Today we exchanged the cash we will be using for the next months, and I exchanged 200 dollars. I reflected on what a meager amount that is, especially to sustain me and my material and travel needs for the next few months and how cheap almost everything is here. However, I was reminded that 2/3rds of India live on less than two dollars a day. 750 million people. I really feel also like a demanding American with wads of cash. David also reminded us not to be ashamed of where we came from, but being faced with this sort of random inequality- me on the side of privilege, the masses outside the window on the side of absolute poverty- it is hard for me to understand or justify that.

So this far I have had many important and moving experiences that I will remember forever and it is only the third or fourth day (if you count the day we spent comatose and jetlagged). I wondered initially if I was building up expectations that were too lofty, because I had heard about the life-changing effects of this program. But now I can see how fundamentally this program will shake and disturb us. But these cause a very fundamental examination of what is important to us all. Everything on the schedule seems incredible and I am getting anxious to get into the “meat” of the program. Tomorrow we are headed to a nearby village for the Festival of Ganesh, and then into Bangalore, where clay figurines of Ganesh are melted into the lake at the center of the city.

Monday, September 1, 2008

Arrival and Inauguration



Gathering from Seattle and Rapid City and Minot and New Orleans and Fargo and Detroit Lakes and Alexandria and Apple Valley and other places in between, we journeyed through Minneapolis, Chicago, Frankfurt, and Mumbai (Bombay) and finally arrived in Bangalore and our home at Visthar. After freshening up and resting just a little, we had a tour of the campus and lunch. Now we are further settling in and trying to establish our computer connections. Once we do, maybe a couple of students will share some first impressions of India.

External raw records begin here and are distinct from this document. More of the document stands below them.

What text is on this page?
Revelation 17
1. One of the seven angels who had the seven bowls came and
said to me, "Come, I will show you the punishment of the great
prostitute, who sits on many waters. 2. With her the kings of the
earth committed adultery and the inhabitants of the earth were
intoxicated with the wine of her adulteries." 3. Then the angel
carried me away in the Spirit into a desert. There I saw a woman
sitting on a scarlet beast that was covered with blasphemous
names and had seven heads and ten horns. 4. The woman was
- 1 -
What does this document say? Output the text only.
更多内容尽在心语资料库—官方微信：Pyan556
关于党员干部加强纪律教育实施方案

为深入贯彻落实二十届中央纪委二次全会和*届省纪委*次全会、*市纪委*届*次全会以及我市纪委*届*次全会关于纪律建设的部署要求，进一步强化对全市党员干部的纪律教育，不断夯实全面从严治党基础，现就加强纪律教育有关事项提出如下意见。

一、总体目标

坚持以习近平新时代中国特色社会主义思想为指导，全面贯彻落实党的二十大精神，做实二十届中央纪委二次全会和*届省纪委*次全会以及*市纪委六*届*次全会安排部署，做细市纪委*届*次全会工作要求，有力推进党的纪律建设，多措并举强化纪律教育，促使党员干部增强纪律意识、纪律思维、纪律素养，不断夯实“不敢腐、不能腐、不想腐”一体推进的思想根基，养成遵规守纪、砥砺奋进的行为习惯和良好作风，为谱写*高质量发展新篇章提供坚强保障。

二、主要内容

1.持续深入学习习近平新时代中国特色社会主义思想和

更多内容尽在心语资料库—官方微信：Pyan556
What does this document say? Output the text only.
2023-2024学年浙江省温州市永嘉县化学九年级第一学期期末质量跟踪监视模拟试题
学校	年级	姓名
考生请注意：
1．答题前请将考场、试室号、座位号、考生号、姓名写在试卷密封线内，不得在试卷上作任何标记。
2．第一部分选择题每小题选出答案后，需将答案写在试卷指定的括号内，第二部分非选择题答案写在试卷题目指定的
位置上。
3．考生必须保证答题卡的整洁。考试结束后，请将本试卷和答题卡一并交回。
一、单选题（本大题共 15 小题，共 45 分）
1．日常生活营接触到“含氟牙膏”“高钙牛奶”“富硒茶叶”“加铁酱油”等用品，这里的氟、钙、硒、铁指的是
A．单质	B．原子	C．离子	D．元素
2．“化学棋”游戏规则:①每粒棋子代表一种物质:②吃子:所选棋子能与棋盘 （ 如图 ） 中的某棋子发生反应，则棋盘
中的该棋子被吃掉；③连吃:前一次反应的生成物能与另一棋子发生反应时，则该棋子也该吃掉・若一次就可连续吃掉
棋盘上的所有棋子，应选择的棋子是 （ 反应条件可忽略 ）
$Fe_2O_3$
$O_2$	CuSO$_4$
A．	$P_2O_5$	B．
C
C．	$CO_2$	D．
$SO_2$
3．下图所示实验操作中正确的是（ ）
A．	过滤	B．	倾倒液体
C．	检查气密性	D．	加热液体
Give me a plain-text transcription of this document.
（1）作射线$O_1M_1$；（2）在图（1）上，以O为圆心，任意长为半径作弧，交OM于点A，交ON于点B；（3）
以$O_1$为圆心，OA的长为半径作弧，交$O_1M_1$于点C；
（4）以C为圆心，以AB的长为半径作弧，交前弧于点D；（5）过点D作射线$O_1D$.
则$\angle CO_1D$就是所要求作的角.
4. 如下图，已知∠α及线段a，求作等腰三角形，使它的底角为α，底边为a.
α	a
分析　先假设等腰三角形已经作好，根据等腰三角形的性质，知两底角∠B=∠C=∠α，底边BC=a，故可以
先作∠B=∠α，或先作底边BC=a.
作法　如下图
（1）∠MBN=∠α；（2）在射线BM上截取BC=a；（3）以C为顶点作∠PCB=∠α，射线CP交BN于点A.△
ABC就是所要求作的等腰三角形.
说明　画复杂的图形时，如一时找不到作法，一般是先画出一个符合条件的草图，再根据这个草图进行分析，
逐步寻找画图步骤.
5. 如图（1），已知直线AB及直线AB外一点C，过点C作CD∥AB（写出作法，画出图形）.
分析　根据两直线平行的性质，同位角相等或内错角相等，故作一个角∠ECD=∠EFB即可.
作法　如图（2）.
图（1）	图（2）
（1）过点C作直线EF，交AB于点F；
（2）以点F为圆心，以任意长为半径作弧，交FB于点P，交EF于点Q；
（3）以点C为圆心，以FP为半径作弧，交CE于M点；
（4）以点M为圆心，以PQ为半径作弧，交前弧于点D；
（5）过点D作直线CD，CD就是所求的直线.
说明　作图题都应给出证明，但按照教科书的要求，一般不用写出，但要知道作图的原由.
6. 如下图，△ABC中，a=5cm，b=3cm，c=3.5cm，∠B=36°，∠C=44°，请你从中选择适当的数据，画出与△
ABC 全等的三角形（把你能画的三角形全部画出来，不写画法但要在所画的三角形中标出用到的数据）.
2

On Sunday, we went to St. John’s Church for a Church of South India service with communion. Then David took us out for brunch. We got caught in the rain toward the end of our meal. Then we toured a few more sights of Bangalore and returned to Visthar where it rained so hard the power went out.

On Monday, we had our first introductory class about our expectations and the design of the program. Then we had our Inauguration Ceremony where we received bindis, shared speeches, sang songs, floated candles, and danced with the Bandhavi girls.